La diabolisation de la psychanalyse a commencé pendant les années Reagan et l’idéalisation qui l’a longtemps précédée en a préparé le terrain. En plein néolibéralisme, au milieu des années 80, une médicalisation croissante de la vie humaine et une marchandisation de la santé ont vu le jour. Malheureusement, la psychanalyse n’a pas su ni voir venir ni affronter cela.
Le slogan « Avant, il y avait un médicament pour chaque maladie, maintenant il y une maladie pour chaque médicament », qui est aux antipodes de l’éthique psychanalytique, continue de fonctionner à plein, pour le profit croissant des industries pharmaceutiques et le regain d’une idéologie scientiste qui a réduit l’homme à un neurone. Sur le plan de la santé mentale, le DSM-IV (Manuel diagnostic et statistique des troubles mentaux), devenu le manuel psychiatrique de référence du monde entier, a contribué à transformer des pans entiers de la vie quotidienne en troubles à soigner. Dans ce manuel, le mot psychanalyse a disparu. Bien évidemment, il s’agit ici ni de diaboliser le DSM, qui reste un excellent outil diagnostic aux mains de psychiatres compétents, ni de rejeter le recours aux traitements médicamenteux pour soulager la souffrance psychique.

Il s’agit de redonner sa place à la clinique psychanalytique, une « clinique sous transfert », une clinique subjective.

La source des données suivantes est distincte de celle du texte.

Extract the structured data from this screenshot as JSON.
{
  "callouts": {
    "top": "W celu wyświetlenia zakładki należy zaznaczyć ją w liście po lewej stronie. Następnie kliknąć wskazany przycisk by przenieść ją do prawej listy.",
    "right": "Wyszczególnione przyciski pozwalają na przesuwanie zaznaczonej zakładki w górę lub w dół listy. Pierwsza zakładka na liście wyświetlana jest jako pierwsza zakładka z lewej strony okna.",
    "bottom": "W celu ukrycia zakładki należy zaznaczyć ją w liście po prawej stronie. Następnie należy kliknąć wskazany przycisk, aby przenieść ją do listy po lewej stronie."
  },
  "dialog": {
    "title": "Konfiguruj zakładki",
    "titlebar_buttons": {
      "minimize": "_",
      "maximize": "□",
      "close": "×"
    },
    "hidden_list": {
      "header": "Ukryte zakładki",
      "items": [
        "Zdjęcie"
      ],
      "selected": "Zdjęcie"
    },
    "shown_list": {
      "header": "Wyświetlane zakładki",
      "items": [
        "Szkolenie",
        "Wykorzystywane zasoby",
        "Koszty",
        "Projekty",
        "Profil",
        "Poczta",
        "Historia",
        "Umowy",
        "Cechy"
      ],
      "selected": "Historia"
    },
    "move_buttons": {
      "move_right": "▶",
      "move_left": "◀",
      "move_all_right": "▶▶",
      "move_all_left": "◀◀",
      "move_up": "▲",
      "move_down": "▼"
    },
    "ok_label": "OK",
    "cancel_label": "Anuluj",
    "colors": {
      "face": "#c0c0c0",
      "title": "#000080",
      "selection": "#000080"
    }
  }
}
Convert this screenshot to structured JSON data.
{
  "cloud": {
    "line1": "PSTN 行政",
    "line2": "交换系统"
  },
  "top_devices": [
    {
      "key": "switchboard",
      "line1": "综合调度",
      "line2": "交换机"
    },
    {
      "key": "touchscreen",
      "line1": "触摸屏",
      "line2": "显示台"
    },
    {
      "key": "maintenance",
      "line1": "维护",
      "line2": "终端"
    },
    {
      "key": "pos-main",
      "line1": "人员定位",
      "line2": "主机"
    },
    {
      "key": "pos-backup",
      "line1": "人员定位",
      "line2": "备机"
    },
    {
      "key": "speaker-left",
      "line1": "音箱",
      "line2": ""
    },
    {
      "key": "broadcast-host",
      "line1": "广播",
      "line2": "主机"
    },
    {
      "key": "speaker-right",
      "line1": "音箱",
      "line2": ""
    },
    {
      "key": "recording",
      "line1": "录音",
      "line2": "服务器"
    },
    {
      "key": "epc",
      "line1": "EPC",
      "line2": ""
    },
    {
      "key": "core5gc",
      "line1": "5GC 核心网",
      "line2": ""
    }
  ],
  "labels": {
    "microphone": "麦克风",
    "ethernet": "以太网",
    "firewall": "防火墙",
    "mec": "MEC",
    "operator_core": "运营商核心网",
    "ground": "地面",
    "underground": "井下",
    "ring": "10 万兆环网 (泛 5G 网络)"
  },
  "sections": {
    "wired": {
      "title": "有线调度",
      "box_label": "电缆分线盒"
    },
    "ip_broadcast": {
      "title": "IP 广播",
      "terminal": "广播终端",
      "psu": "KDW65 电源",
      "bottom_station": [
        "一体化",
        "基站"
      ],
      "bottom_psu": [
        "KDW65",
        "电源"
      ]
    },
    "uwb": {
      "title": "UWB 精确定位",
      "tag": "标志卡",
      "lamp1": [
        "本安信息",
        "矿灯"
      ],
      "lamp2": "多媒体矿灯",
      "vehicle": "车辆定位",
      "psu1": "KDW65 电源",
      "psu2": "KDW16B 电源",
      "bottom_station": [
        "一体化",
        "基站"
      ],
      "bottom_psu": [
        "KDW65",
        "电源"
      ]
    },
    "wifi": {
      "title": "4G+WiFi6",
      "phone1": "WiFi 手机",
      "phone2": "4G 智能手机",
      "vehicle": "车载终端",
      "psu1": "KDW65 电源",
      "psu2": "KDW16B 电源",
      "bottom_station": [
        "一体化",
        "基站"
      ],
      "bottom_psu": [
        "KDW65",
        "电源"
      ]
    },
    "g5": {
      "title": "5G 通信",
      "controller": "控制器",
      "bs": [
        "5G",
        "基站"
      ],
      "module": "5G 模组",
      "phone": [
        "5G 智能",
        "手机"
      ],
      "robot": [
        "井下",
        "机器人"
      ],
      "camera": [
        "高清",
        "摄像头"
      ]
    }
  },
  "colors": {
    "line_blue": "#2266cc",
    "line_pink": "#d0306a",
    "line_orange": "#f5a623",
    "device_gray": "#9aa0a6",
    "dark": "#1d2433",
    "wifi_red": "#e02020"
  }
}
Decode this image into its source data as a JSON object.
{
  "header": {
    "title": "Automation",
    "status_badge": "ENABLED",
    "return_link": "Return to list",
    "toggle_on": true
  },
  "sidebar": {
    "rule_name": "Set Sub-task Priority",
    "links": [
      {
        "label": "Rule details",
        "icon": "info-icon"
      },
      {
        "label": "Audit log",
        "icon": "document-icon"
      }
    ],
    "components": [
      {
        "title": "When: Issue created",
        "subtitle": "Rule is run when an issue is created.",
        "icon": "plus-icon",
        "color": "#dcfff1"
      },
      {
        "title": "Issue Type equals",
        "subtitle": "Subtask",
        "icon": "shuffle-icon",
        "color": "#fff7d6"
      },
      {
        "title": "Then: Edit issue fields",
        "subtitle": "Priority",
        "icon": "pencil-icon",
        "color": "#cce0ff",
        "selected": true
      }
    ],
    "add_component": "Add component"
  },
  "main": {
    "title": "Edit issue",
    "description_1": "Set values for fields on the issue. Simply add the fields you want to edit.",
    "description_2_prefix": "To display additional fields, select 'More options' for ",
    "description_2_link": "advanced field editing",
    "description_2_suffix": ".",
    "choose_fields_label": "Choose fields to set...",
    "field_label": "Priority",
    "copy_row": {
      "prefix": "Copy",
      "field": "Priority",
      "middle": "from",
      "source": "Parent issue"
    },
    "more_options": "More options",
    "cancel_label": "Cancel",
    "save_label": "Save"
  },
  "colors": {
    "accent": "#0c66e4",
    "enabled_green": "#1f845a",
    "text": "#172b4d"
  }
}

Cette clinique est le fruit d’une pratique scientifique plus que centenaire, sans pour autant que la psychanalyse ne soit une science.

Cette rubrique veut redonner toute sa noblesse à la clinique psychanalytique, qui est une clinique de l’humain, une clinique des rêves, des lapsus, des actes manqués, des fantasmes et des symptômes par lesquels le sujet cherche à dire son mal-être sans y arriver. L’écoute analytique lui permettra cela. Mais cette clinique est aussi une clinique des structures subjectives qui se sont mises en place à l’enfance et à l’adolescence pour lutter contre des angoisses spécifiques à chaque étape de notre enfance. Personne n’y échappe. La structure hystérique, la structure obsessionnelle, la structure phobique, les états limites si fréquents de nos jours, mais aussi les psychoses, schizophrénie, paranoïa et la bipolarité qui a remplacé en partie la psychose maniacodépressive.

Nous verrons successivement l’histoire de la découverte freudienne, la naissance de la psychanalyse, la clinique freudienne qui vient enrichir la clinique psychiatrique du début du XXe siècle jusqu’aux années 80, la richesse de la psychanalyse des débuts comme en témoignent les réunions du mercredi soir chez Freud, entre 1900 et 1910, dans la Vienne des Lumières, la question du père, fondamentale, aujourd’hui vue à travers Totem et tabou et Moïse et le monothéisme, le débat entre Freud et Einstein sur « Pourquoi la guerre? », débat brulant d’actualité, le regard de Freud sur le Malaise dans la civilisation, la psychanalyse face aux souffrances actuelles, les théoriciens de la psychanalyse, Lacan et bien d’autres, la technique, la psychanalyse avec les enfants, la formation du psychanalyste, l’institutionnalisation de la psychanalyse, les conflits, les scissions, etc.
En commentant parfois l’actualité, cette rubrique hebdomadaire a pour but de permettre au lecteur de se familiariser progressivement avec la psychanalyse qui est à l’écoute de notre vérité inconsciente.